In the Windows-centric era of the 1980s and 1990s, Microsoft's operating systems monopoly was the equivalent of a license to print money. But the emergence of the modern Internet in the mid-1990s caught Microsoft off-guard. This was a pivotal point in the company's history. The Internet represented huge opportunity as well as a threat to Windows and the idea that computing devices needed to run on a proprietary operating system.
Some contend that this was the event that knocked Microsoft off its game. The argument there is that the lawsuit distracted the company from recognizing a shift in the technology landscape, increasingly populated by Internet-based startups such as Google, Salesforce.com and Facebook. But that's only part of the story.
Equally important was Microsoft's determination to protect Windows even as the Internet gained popularity as a commerce and communications platform.
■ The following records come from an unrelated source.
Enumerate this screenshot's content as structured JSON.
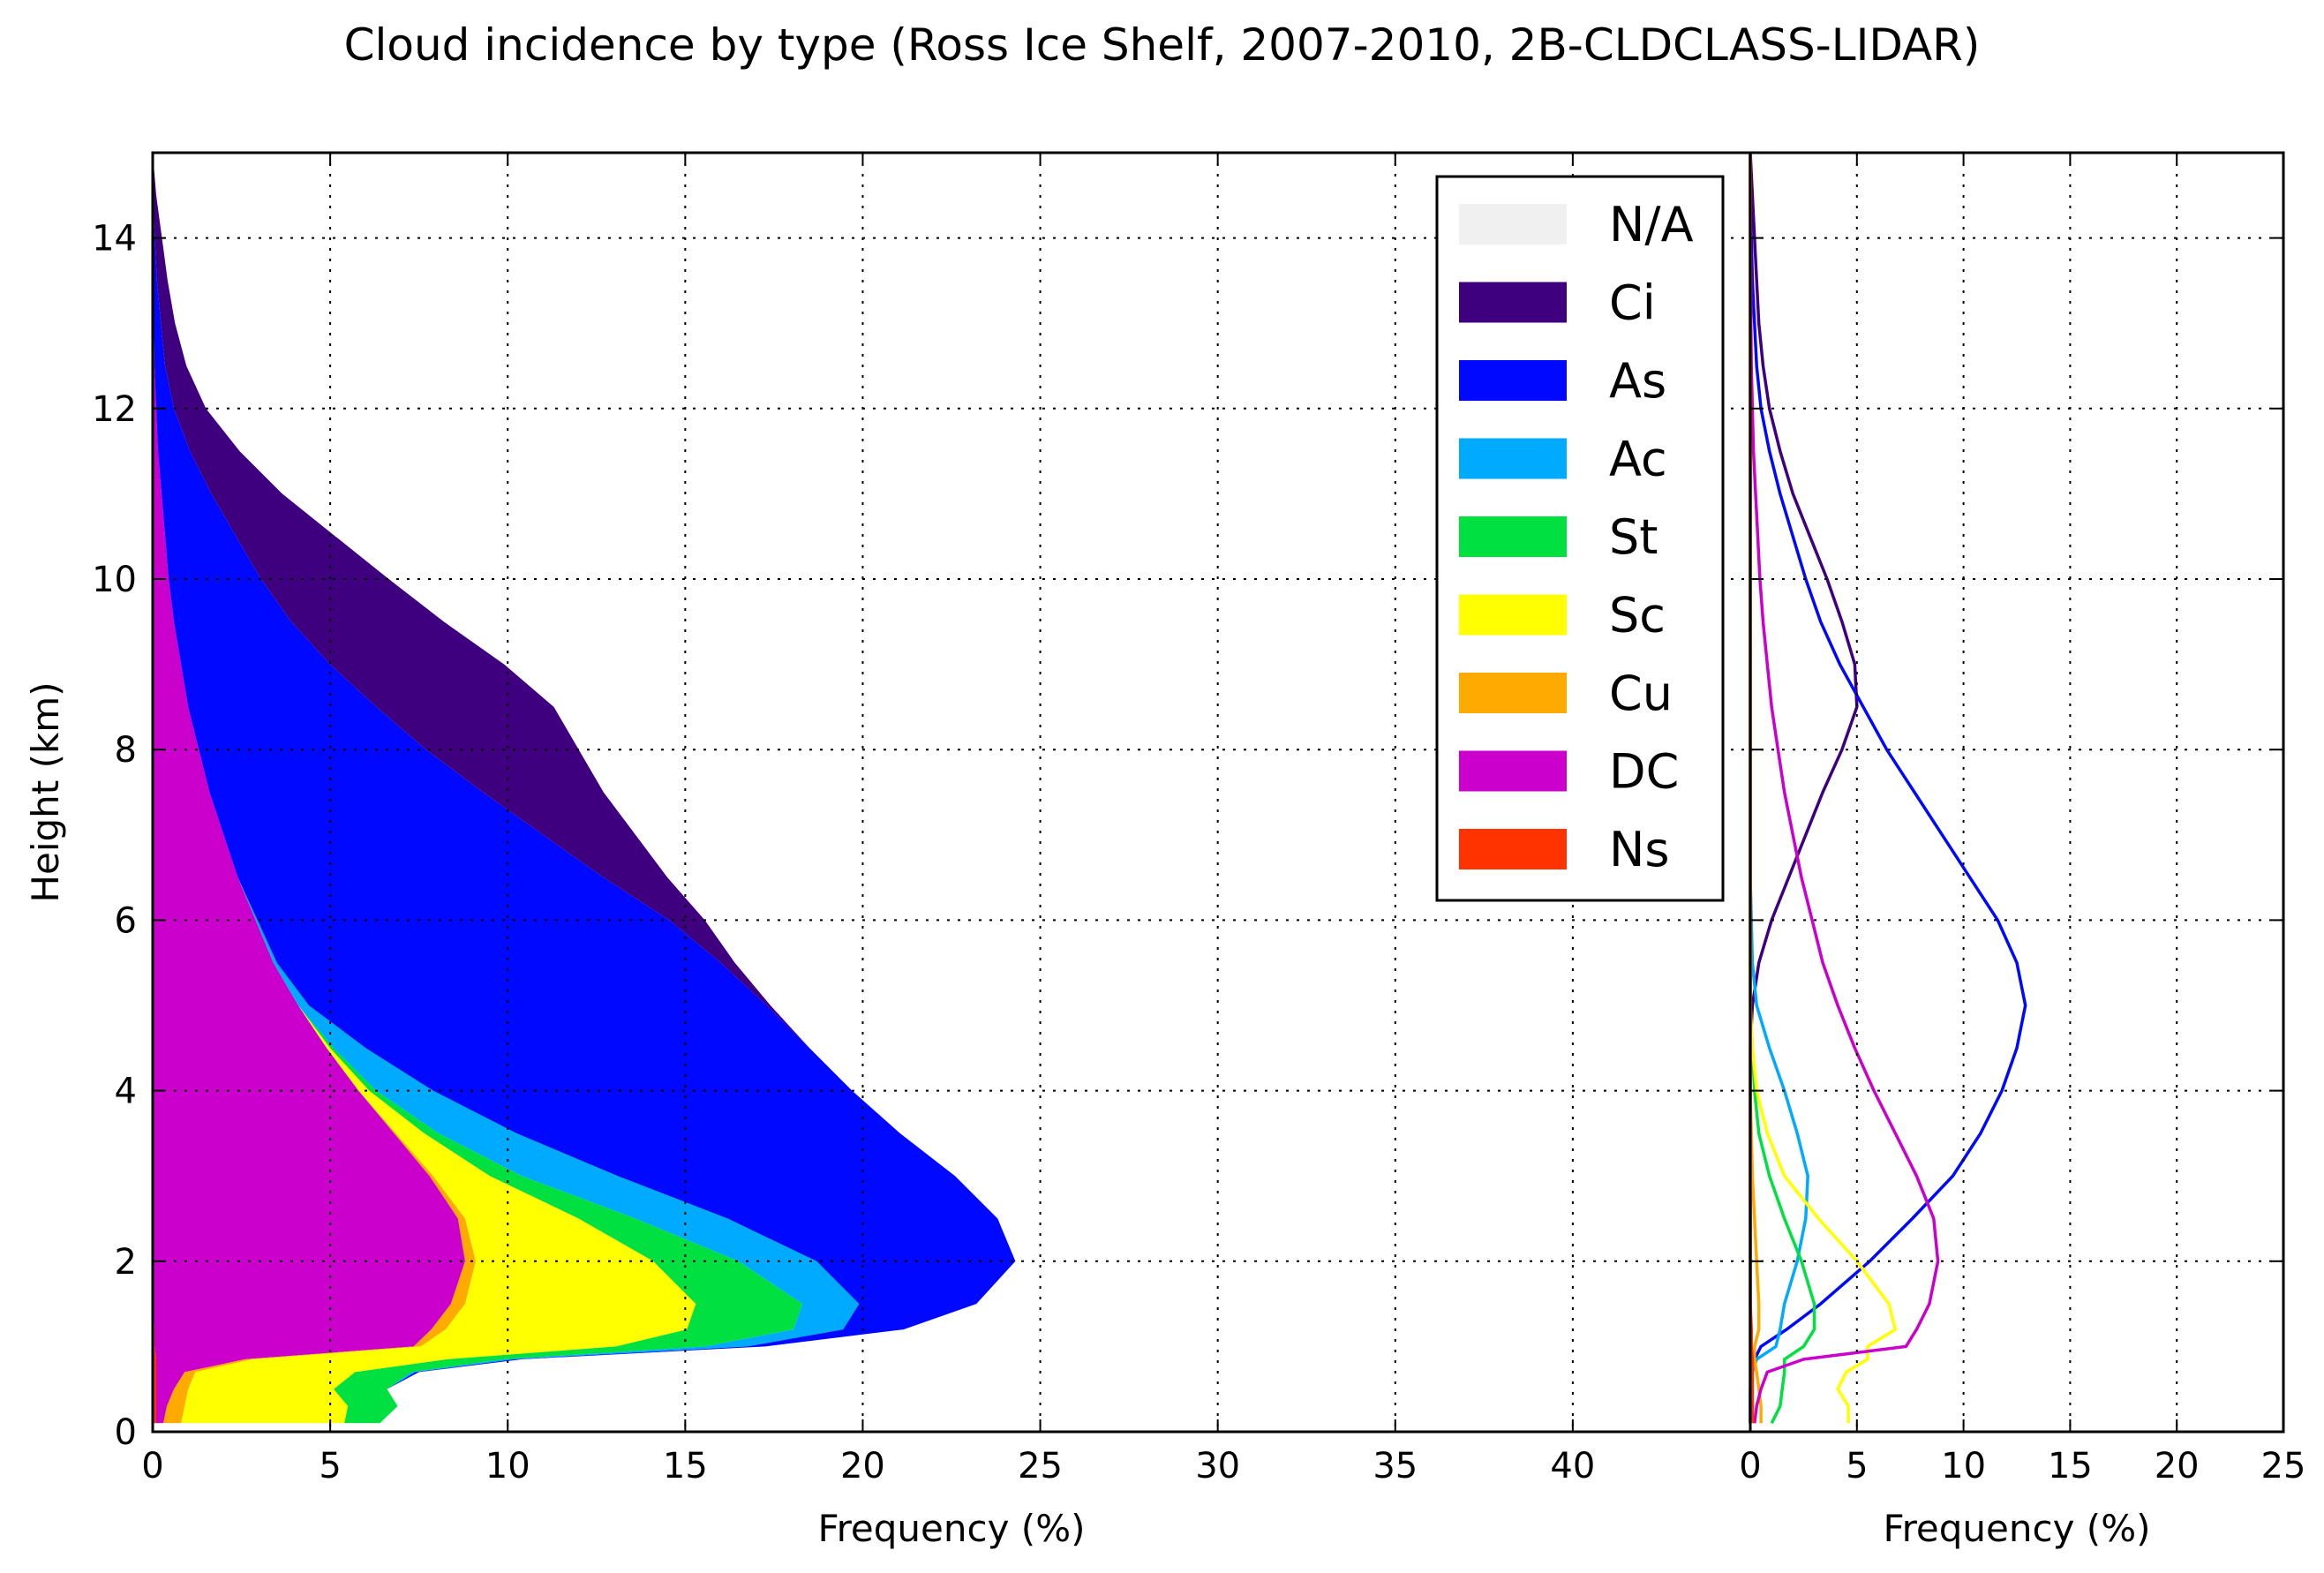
{
  "chart_title": "Cloud incidence by type (Ross Ice Shelf, 2007-2010, 2B-CLDCLASS-LIDAR)",
  "colors": {
    "N/A": "#f0f0f0",
    "Ci": "#3f0080",
    "As": "#0008ff",
    "Ac": "#00aaff",
    "St": "#00e040",
    "Sc": "#ffff00",
    "Cu": "#ffaa00",
    "DC": "#cc00cc",
    "Ns": "#ff3300"
  },
  "chart_data": [
    {
      "type": "area",
      "subtype": "stacked",
      "xlabel": "Frequency (%)",
      "ylabel": "Height (km)",
      "xlim": [
        0,
        45
      ],
      "ylim": [
        0,
        15
      ],
      "xticks": [
        0,
        5,
        10,
        15,
        20,
        25,
        30,
        35,
        40
      ],
      "yticks": [
        0,
        2,
        4,
        6,
        8,
        10,
        12,
        14
      ],
      "grid": true,
      "legend": {
        "placement": "upper-right",
        "entries": [
          "N/A",
          "Ci",
          "As",
          "Ac",
          "St",
          "Sc",
          "Cu",
          "DC",
          "Ns"
        ]
      },
      "stack_order": [
        "Ns",
        "DC",
        "Cu",
        "Sc",
        "St",
        "Ac",
        "As",
        "Ci",
        "N/A"
      ],
      "height_km": [
        0.1,
        0.3,
        0.5,
        0.7,
        0.85,
        1.0,
        1.2,
        1.5,
        2.0,
        2.5,
        3.0,
        3.5,
        4.0,
        4.5,
        5.0,
        5.5,
        6.0,
        6.5,
        7.0,
        7.5,
        8.0,
        8.5,
        9.0,
        9.5,
        10.0,
        10.5,
        11.0,
        11.5,
        12.0,
        12.5,
        13.0,
        13.5,
        14.0,
        14.5,
        15.0
      ],
      "series": [
        {
          "name": "Ns",
          "values": [
            0.1,
            0.1,
            0.1,
            0.1,
            0.1,
            0.05,
            0.05,
            0,
            0,
            0,
            0,
            0,
            0,
            0,
            0,
            0,
            0,
            0,
            0,
            0,
            0,
            0,
            0,
            0,
            0,
            0,
            0,
            0,
            0,
            0,
            0,
            0,
            0,
            0,
            0
          ]
        },
        {
          "name": "DC",
          "values": [
            0.2,
            0.3,
            0.5,
            0.8,
            2.5,
            7.3,
            7.8,
            8.4,
            8.8,
            8.6,
            7.8,
            6.8,
            5.8,
            4.9,
            4.1,
            3.4,
            2.9,
            2.4,
            2.0,
            1.6,
            1.3,
            1.0,
            0.8,
            0.6,
            0.45,
            0.35,
            0.25,
            0.15,
            0.1,
            0.05,
            0.03,
            0.02,
            0.01,
            0,
            0
          ]
        },
        {
          "name": "Cu",
          "values": [
            0.5,
            0.5,
            0.4,
            0.3,
            0.2,
            0.2,
            0.4,
            0.4,
            0.3,
            0.2,
            0.1,
            0.05,
            0,
            0,
            0,
            0,
            0,
            0,
            0,
            0,
            0,
            0,
            0,
            0,
            0,
            0,
            0,
            0,
            0,
            0,
            0,
            0,
            0,
            0,
            0
          ]
        },
        {
          "name": "Sc",
          "values": [
            4.6,
            4.6,
            4.1,
            4.5,
            5.5,
            5.5,
            6.8,
            6.5,
            5.0,
            3.2,
            1.6,
            0.8,
            0.3,
            0.1,
            0,
            0,
            0,
            0,
            0,
            0,
            0,
            0,
            0,
            0,
            0,
            0,
            0,
            0,
            0,
            0,
            0,
            0,
            0,
            0,
            0
          ]
        },
        {
          "name": "St",
          "values": [
            1.0,
            1.4,
            1.5,
            1.6,
            1.6,
            2.5,
            3.0,
            3.0,
            2.4,
            1.6,
            0.9,
            0.4,
            0.2,
            0.1,
            0,
            0,
            0,
            0,
            0,
            0,
            0,
            0,
            0,
            0,
            0,
            0,
            0,
            0,
            0,
            0,
            0,
            0,
            0,
            0,
            0
          ]
        },
        {
          "name": "Ac",
          "values": [
            0,
            0,
            0,
            0.1,
            0.3,
            1.2,
            1.4,
            1.6,
            2.2,
            2.6,
            2.7,
            2.2,
            1.6,
            0.9,
            0.3,
            0.1,
            0.05,
            0,
            0,
            0,
            0,
            0,
            0,
            0,
            0,
            0,
            0,
            0,
            0,
            0,
            0,
            0,
            0,
            0,
            0
          ]
        },
        {
          "name": "As",
          "values": [
            0,
            0,
            0,
            0.1,
            0.2,
            0.5,
            1.7,
            3.3,
            5.6,
            7.6,
            9.5,
            10.8,
            11.8,
            12.5,
            12.9,
            12.5,
            11.6,
            10.3,
            9.0,
            7.7,
            6.4,
            5.3,
            4.2,
            3.3,
            2.6,
            2.0,
            1.4,
            0.9,
            0.5,
            0.3,
            0.2,
            0.1,
            0.05,
            0,
            0
          ]
        },
        {
          "name": "Ci",
          "values": [
            0,
            0,
            0,
            0,
            0,
            0,
            0,
            0,
            0,
            0,
            0,
            0,
            0,
            0,
            0.1,
            0.4,
            1.0,
            1.8,
            2.6,
            3.4,
            4.3,
            5.0,
            4.9,
            4.3,
            3.6,
            2.8,
            2.0,
            1.4,
            0.9,
            0.6,
            0.4,
            0.3,
            0.2,
            0.1,
            0
          ]
        }
      ]
    },
    {
      "type": "line",
      "xlabel": "Frequency (%)",
      "xlim": [
        0,
        25
      ],
      "ylim": [
        0,
        15
      ],
      "xticks": [
        0,
        5,
        10,
        15,
        20,
        25
      ],
      "grid": true,
      "height_km": [
        0.1,
        0.3,
        0.5,
        0.7,
        0.85,
        1.0,
        1.2,
        1.5,
        2.0,
        2.5,
        3.0,
        3.5,
        4.0,
        4.5,
        5.0,
        5.5,
        6.0,
        6.5,
        7.0,
        7.5,
        8.0,
        8.5,
        9.0,
        9.5,
        10.0,
        10.5,
        11.0,
        11.5,
        12.0,
        12.5,
        13.0,
        13.5,
        14.0,
        14.5,
        15.0
      ],
      "series": [
        {
          "name": "Ci",
          "values": [
            0,
            0,
            0,
            0,
            0,
            0,
            0,
            0,
            0,
            0,
            0,
            0,
            0,
            0,
            0.1,
            0.4,
            1.0,
            1.8,
            2.6,
            3.4,
            4.3,
            5.0,
            4.9,
            4.3,
            3.6,
            2.8,
            2.0,
            1.4,
            0.9,
            0.6,
            0.4,
            0.3,
            0.2,
            0.1,
            0
          ]
        },
        {
          "name": "As",
          "values": [
            0,
            0,
            0,
            0.1,
            0.2,
            0.5,
            1.7,
            3.3,
            5.6,
            7.6,
            9.5,
            10.8,
            11.8,
            12.5,
            12.9,
            12.5,
            11.6,
            10.3,
            9.0,
            7.7,
            6.4,
            5.3,
            4.2,
            3.3,
            2.6,
            2.0,
            1.4,
            0.9,
            0.5,
            0.3,
            0.2,
            0.1,
            0.05,
            0,
            0
          ]
        },
        {
          "name": "Ac",
          "values": [
            0,
            0,
            0,
            0.1,
            0.3,
            1.2,
            1.4,
            1.6,
            2.2,
            2.6,
            2.7,
            2.2,
            1.6,
            0.9,
            0.3,
            0.1,
            0.05,
            0,
            0,
            0,
            0,
            0,
            0,
            0,
            0,
            0,
            0,
            0,
            0,
            0,
            0,
            0,
            0,
            0,
            0
          ]
        },
        {
          "name": "St",
          "values": [
            1.0,
            1.4,
            1.5,
            1.6,
            1.6,
            2.5,
            3.0,
            3.0,
            2.4,
            1.6,
            0.9,
            0.4,
            0.2,
            0.1,
            0,
            0,
            0,
            0,
            0,
            0,
            0,
            0,
            0,
            0,
            0,
            0,
            0,
            0,
            0,
            0,
            0,
            0,
            0,
            0,
            0
          ]
        },
        {
          "name": "Sc",
          "values": [
            4.6,
            4.6,
            4.1,
            4.5,
            5.5,
            5.5,
            6.8,
            6.5,
            5.0,
            3.2,
            1.6,
            0.8,
            0.3,
            0.1,
            0,
            0,
            0,
            0,
            0,
            0,
            0,
            0,
            0,
            0,
            0,
            0,
            0,
            0,
            0,
            0,
            0,
            0,
            0,
            0,
            0
          ]
        },
        {
          "name": "Cu",
          "values": [
            0.5,
            0.5,
            0.4,
            0.3,
            0.2,
            0.2,
            0.4,
            0.4,
            0.3,
            0.2,
            0.1,
            0.05,
            0,
            0,
            0,
            0,
            0,
            0,
            0,
            0,
            0,
            0,
            0,
            0,
            0,
            0,
            0,
            0,
            0,
            0,
            0,
            0,
            0,
            0,
            0
          ]
        },
        {
          "name": "DC",
          "values": [
            0.2,
            0.3,
            0.5,
            0.8,
            2.5,
            7.3,
            7.8,
            8.4,
            8.8,
            8.6,
            7.8,
            6.8,
            5.8,
            4.9,
            4.1,
            3.4,
            2.9,
            2.4,
            2.0,
            1.6,
            1.3,
            1.0,
            0.8,
            0.6,
            0.45,
            0.35,
            0.25,
            0.15,
            0.1,
            0.05,
            0.03,
            0.02,
            0.01,
            0,
            0
          ]
        },
        {
          "name": "Ns",
          "values": [
            0.1,
            0.1,
            0.1,
            0.1,
            0.1,
            0.05,
            0.05,
            0,
            0,
            0,
            0,
            0,
            0,
            0,
            0,
            0,
            0,
            0,
            0,
            0,
            0,
            0,
            0,
            0,
            0,
            0,
            0,
            0,
            0,
            0,
            0,
            0,
            0,
            0,
            0
          ]
        }
      ]
    }
  ]
}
There were extended, passionate debates, but ultimately Microsoft refused to break with its past and adopt a more Internet-centric future.
"Woulda coulda shoulda but didn't ya," a former Microsoft executive said recalling the arguments. "Ultimately it was Bill's decision. When you're king of the hill, you are driven to play defense and protect." Rattling off the names of Microsoft muckymucks of yesteryear, the former exec continued: "Jim Allchin, Nathan Myhrvold, etc. -- they all played to Bill's desire to control it all forever. Paul Maritz tried to play mediator but in the end the reactionary forces won the battle but caused Microsoft to lose the war."
None of this is news to Microsoft's board, but does it have the courage to hire someone with a mandate to kill sacred cows? We'll soon learn the answer. Still, if the next Microsoft CEO doesn't receive a mandate to enact real change, Ballmer's replacement will be little more than a steward, milking a profitable, declining company easing into middle age.